IMRG's head of e-logistics Andrew Starkey said recently that as the exponential rise in e-tail sales experienced over the last decade does start to slow, there could be a focus on delivery efficiency and quality as retailers look to avoid unnecessary costs in the supply chain. In his big interview with Essential Retail last week, he suggested that logistics will continue to increase in importance as part of retailers' wider strategies.

"Retailers are taking all of this a bit more seriously," he remarked.

UK retailers will also more frequently look abroad to emerging e-tail markets, of course, with huge potential currently existing in Southern and Eastern Europe in countries such as Italy and Russia.

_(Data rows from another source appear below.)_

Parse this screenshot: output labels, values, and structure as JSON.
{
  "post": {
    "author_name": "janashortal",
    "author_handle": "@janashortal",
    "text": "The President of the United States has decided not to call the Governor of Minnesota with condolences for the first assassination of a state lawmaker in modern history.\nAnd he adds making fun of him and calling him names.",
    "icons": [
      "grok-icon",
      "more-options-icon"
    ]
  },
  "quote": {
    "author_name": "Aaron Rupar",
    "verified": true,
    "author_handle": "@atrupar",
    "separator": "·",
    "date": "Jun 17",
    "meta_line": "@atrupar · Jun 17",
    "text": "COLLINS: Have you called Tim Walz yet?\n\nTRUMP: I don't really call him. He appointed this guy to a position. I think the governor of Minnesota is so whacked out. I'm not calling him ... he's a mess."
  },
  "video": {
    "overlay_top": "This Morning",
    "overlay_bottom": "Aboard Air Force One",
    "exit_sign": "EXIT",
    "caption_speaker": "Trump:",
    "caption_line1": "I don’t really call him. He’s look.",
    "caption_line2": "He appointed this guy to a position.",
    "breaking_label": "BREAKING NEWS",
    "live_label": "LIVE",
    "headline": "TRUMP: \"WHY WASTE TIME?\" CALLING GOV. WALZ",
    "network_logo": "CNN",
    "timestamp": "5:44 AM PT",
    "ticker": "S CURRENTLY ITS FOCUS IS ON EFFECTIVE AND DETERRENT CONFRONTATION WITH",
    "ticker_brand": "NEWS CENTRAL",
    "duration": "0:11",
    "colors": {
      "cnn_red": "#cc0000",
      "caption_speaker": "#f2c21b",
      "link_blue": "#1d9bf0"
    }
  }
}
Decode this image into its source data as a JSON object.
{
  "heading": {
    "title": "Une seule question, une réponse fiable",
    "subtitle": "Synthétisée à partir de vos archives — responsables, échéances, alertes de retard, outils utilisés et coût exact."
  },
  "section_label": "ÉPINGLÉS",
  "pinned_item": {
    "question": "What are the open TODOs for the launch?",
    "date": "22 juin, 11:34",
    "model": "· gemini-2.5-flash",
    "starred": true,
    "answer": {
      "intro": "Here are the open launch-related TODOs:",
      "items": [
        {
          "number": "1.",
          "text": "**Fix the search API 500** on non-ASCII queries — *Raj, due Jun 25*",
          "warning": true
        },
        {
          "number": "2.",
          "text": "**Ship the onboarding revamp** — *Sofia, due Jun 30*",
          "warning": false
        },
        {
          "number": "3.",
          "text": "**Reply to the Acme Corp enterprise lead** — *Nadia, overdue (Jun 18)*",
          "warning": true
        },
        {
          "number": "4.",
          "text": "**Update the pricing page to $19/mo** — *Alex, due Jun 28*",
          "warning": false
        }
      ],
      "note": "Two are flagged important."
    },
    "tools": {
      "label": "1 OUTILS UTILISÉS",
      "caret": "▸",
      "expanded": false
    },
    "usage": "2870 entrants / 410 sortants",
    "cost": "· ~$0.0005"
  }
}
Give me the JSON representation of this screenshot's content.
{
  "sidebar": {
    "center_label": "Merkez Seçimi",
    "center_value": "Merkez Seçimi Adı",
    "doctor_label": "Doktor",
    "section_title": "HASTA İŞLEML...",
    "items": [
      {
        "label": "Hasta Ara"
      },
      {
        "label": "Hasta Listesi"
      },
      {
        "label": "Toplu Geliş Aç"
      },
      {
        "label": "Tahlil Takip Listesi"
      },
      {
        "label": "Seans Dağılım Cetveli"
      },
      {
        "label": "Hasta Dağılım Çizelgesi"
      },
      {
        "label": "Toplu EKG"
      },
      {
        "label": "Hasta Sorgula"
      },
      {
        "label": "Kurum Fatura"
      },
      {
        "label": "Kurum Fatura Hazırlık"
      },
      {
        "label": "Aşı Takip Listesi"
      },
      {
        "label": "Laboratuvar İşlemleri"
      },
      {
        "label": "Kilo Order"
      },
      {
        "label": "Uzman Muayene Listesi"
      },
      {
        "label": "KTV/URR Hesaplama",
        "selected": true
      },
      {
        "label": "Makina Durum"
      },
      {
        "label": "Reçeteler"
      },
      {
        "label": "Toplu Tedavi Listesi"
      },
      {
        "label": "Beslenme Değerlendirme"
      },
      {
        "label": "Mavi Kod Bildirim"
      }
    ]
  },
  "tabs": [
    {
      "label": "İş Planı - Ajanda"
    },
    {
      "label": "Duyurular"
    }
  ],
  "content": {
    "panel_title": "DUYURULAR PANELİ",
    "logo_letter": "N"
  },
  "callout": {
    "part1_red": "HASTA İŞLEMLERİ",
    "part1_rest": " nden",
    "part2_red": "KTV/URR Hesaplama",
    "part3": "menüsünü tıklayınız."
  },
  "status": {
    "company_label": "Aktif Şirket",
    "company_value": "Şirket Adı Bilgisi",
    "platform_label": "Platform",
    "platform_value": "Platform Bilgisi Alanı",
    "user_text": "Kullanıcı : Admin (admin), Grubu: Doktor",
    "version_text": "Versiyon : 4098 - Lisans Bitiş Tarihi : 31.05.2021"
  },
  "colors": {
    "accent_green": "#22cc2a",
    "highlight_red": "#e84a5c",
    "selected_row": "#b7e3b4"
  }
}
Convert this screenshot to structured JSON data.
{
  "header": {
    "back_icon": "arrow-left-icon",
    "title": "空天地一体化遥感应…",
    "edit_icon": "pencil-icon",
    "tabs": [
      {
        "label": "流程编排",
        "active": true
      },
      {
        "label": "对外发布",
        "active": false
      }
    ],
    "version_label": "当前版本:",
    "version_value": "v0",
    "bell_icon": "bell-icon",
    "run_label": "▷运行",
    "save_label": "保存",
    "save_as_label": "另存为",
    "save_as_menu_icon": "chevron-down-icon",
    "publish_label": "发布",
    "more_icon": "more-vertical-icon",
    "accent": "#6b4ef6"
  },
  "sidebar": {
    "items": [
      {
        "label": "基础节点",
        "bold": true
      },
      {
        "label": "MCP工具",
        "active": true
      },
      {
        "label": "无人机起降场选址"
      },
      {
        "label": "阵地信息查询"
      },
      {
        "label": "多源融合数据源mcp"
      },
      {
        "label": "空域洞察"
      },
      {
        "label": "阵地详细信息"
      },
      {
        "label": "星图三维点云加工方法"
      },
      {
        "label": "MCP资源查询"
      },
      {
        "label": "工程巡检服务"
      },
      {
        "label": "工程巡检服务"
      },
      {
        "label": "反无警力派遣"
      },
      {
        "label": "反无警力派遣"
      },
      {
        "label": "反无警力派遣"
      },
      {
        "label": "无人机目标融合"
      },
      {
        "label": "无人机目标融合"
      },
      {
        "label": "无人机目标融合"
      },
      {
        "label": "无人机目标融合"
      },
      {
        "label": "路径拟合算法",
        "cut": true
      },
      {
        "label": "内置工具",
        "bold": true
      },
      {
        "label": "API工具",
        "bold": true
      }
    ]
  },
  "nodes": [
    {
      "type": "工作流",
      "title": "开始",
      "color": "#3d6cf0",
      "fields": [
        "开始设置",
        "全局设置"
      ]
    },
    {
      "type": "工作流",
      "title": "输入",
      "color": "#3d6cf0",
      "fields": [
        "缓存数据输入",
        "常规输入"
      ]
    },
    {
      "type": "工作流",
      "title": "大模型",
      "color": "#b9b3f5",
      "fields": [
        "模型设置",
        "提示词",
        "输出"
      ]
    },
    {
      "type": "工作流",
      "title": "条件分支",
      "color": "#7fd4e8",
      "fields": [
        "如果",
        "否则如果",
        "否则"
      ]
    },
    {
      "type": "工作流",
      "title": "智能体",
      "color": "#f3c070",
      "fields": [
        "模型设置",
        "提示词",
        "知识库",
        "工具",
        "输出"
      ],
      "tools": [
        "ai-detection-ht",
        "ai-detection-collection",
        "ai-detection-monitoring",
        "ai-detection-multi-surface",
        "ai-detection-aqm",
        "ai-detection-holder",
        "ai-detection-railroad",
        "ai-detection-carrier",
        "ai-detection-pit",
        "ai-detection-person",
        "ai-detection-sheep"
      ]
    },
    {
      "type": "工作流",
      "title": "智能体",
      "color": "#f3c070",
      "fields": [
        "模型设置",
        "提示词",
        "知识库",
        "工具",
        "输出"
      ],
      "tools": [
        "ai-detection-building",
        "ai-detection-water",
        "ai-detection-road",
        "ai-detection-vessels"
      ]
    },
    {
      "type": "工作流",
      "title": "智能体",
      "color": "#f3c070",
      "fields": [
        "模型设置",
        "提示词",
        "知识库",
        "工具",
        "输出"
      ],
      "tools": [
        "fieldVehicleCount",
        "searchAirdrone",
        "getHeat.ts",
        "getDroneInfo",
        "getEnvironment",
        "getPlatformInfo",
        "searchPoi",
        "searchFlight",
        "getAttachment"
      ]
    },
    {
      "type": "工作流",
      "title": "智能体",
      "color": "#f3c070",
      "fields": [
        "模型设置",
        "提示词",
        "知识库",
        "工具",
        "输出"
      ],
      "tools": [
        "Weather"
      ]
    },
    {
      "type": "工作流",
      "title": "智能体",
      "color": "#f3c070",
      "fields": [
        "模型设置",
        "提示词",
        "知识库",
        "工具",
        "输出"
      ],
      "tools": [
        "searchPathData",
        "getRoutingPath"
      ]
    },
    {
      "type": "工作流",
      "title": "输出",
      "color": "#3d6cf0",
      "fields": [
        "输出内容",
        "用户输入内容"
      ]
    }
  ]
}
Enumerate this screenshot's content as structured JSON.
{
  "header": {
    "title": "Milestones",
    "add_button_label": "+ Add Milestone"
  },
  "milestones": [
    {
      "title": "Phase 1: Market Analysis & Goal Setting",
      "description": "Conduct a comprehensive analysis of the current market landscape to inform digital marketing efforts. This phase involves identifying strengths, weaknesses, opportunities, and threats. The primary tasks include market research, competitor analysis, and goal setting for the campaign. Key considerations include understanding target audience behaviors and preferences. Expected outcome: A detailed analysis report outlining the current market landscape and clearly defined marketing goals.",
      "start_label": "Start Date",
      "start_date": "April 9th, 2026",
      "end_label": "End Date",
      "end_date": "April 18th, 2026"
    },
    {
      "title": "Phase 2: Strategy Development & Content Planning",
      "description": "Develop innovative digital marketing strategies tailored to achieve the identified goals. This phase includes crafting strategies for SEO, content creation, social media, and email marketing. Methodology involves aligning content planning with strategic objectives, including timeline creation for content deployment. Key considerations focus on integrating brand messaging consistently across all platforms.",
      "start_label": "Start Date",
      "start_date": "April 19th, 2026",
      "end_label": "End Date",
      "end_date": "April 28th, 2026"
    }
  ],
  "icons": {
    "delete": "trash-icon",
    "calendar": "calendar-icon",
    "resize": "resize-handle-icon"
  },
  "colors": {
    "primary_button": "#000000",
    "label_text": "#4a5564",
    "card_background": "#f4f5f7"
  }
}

On the technology front, investment in mCommerce will become essential to boosting sales. Indeed, the IMRG-Capgemini index shows that as overall e-tail revenues slowed in July, sales made via mobile devices did actually accelerate 129% year on year.

Reflecting on these figures, Oliver Ripley, mobile product manager at eCommerce services provider eCommera, commented: "One can surmise from this that sunny skies mean UK shoppers shift their shopping habits towards bricks and mortar shops and away from the retailer websites - this is understandable. 

"What is not so understandable is that mCommerce had a very successful July. UK mCommerce was 129% up on the previous year and the average conversion rate was the highest it has been for five months at 2.5%."

The IMRG-Capgemini data found that weak e-tail sales growth was recorded across a number of sectors, with electricals (+2%), health and beauty (+3%) and travel (+3%) only slightly up on the same month last year.

Home and garden (+37%) and beers, wines and spirits (+23%), meanwhile, were particularly strong performing categories in July.

As we approach the final third of 2013 there are a number of issues coming together that could further prove the significance of mobile as part of the wider buying process.

Ray Buckler from consultancy firm Retail DNA said that the coming months will see the roll-out of faster broadband and the conversion to mobile of the next batch of confident technology users, as well as the next wave of smartphone and tablet devices hitting the market. All of these matters – combined with the imminent busy Christmas shopping period – could highlight how the next generation of digital retail sales will manifest itself.

He said: "2014 will prove to be a watershed year for many retailers, who must now get up to speed very quickly or be left behind in the wake of savvy consumers who are now choosing their favourite retailers and brands that understand how they want to shop."